On March 1st, the Board of Supervisors approved a resolution to recognize and support the establishment of a Mendocino County Food Policy Council, which intends “to collaborate with institutions, businesses, and the public at large to create a sustainable local food system that reduces hunger, increases health and expands economic vitality.”
Linda Helland is a Public Health employee who has been organizing with the Food Policy Council since its beginning. Linda is generous of spirit and energy. She chats earnestly with the mail man and rides a bicycle even when the sky is spitting. I asked to interview her for this article, and as she came out to meet me in the foyer of Public Health and escort me back into the bowels of the building, she seemed more tired and stressed than usual. Upon my inquiry, she spoke of layoffs and low morale, program cuts and parsimony. So we made some tea and sat down to talk about the Food Policy Council (FPC).
FPCs are springing up around the country. The first formed 25 years ago in Knoxville, Tennesse, and now there are more than 100 FPCs nationwide, primarily on the city and county level. Increasing numbers of funders are requiring that communities have an FPC to be eligible for grant funding.
The Mendocino County FPC emerged from the Local Food Summit of May 2010. Organizers of the Summit, along with individuals who expressed interest in policy issues at the event, took on a next step of beginning an ad hoc FPC and began meeting for that purpose in August of 2010. Individuals who currently comprise the group represent health, hunger, education, and localization.
It has been exciting for me to watch the Mendocino County FPC form. Initially, the group has been working to craft the operating procedures the body needs: purpose, membership terms and selection, regional representation, etc. The meetings are the best run meetings I have encountered since moving to Mendocino County; productive and pleasant, down to the cheese, mandarins, and personal check-ins. In this well-facilitated context, the group gropes its way through uncharted territory like all worthwhile and creative endeavors must. Linda comments that individuals “bring a lot of wisdom from their past endeavors to the Food Policy Council, making it a pretty fluid, forward process developing operating procedures.” It’s “democracy in action,” she says. It’s freakin’ exciting, I say.
Once the operational procedures are in order, the group aims to expand and tailor membership to include representation of seven geographical regions (Laytonville, North Coast, South Coast, Anderson Valley, Greater Ukiah Valley, Willits, Round Valley) and eleven demographic sectors (Food Industry/Distributors, Producers/Farmers, Health, Institutional Food Prep, Educators, Government, Safety Net Providers Environment/Resources, Labor, Tribal, Economic Development).

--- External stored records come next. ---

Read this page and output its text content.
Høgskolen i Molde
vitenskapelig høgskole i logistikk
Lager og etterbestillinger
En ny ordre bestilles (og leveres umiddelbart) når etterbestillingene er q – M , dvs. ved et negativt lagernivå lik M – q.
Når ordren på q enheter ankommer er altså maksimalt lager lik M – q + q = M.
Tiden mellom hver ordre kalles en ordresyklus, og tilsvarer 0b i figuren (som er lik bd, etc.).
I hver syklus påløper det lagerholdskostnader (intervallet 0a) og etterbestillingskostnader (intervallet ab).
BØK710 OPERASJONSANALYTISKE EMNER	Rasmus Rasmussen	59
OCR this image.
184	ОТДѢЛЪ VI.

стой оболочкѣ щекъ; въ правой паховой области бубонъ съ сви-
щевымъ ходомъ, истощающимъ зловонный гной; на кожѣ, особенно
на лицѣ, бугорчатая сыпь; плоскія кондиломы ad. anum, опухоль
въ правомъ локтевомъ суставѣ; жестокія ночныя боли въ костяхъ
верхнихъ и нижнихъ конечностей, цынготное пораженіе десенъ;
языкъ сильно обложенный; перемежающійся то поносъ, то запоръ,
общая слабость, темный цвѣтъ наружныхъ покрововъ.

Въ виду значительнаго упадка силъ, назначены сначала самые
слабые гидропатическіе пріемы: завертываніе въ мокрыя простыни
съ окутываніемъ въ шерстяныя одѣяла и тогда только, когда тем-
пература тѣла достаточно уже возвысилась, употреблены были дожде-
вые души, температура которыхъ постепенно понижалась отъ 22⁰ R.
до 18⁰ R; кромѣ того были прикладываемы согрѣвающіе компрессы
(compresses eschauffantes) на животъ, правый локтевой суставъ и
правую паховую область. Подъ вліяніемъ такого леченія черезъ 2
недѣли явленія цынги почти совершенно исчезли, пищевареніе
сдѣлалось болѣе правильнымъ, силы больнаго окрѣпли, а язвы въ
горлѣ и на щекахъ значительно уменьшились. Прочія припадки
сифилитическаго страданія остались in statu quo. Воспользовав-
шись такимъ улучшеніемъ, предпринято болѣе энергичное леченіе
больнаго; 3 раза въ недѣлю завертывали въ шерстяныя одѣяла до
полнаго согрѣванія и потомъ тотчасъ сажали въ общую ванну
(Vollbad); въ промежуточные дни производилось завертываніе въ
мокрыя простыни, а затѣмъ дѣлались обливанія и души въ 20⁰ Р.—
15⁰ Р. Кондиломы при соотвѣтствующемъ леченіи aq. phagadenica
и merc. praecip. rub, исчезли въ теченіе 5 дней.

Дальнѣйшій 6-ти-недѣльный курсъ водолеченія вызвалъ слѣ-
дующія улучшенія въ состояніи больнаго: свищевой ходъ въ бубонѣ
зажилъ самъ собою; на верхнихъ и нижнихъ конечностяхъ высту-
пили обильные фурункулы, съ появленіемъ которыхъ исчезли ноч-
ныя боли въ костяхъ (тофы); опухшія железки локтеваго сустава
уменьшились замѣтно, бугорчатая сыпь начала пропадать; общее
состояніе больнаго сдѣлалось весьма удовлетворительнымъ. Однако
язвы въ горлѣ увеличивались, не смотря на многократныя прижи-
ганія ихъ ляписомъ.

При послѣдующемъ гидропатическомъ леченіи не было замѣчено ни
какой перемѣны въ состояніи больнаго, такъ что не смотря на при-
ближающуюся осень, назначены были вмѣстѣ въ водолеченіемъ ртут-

On February 16th, the Ukiah City Council unanimously passed a resolution recognizing and supporting the establishment of the FPC. In the near future, Fort Bragg and Point Arena City Councils are slated to do the same.
On March 1st, after hearing from veterans protesting cuts to veteran services, and after touching upon how unfortunate it is to cut family planning services in Mendocino County, the Board of Supervisors made a point to read the FPC resolution, a laundry list of WHEREAS’s enumerating the many reasons local food makes is so abundantly sensible. Supervisor Kendall Smith called it an “important issue of great value to the local economy.”
The FPC is going to advise the Board of Supervisors on food and farming matters at least twice yearly and City Councils at least once yearly. They intend to present research and best practices on food and farming issues, and make suggestions that make economic sense for Mendocino County.
Most initial members are attending meetings on their time card, but Linda mentions the current economic situation is putting a squeeze on members’ resources. Linda says the group’s collective experience has seen that “things don’t tend to last without long term staff”, so the goal of the FPC is to secure funding for part-time staff. Linda adds that the current economic squeeze “also adds urgency to the mission of the Food Policy Council, to keep our money local.”
As I walked out of Public Health, feeling like my feet were treading a chopping block, I concluded that, right now, nothing is more appropriate for Mendocino County than a Food Policy Council. Bill Mollison said: “We’re only truly secure when we can look out our kitchen window and see our food growing and our friends working nearby.” Witnessing the chaos and insecurity this budget debacle is wreaking on people’s lives, it seems like a better time than ever to work together and create something fundamental and enduring; something not so sensitive to the currents of digital finance: a local food economy that will nourish this community through recessions and depressions, through cuts and booms. I hope this Food Policy Council will endure.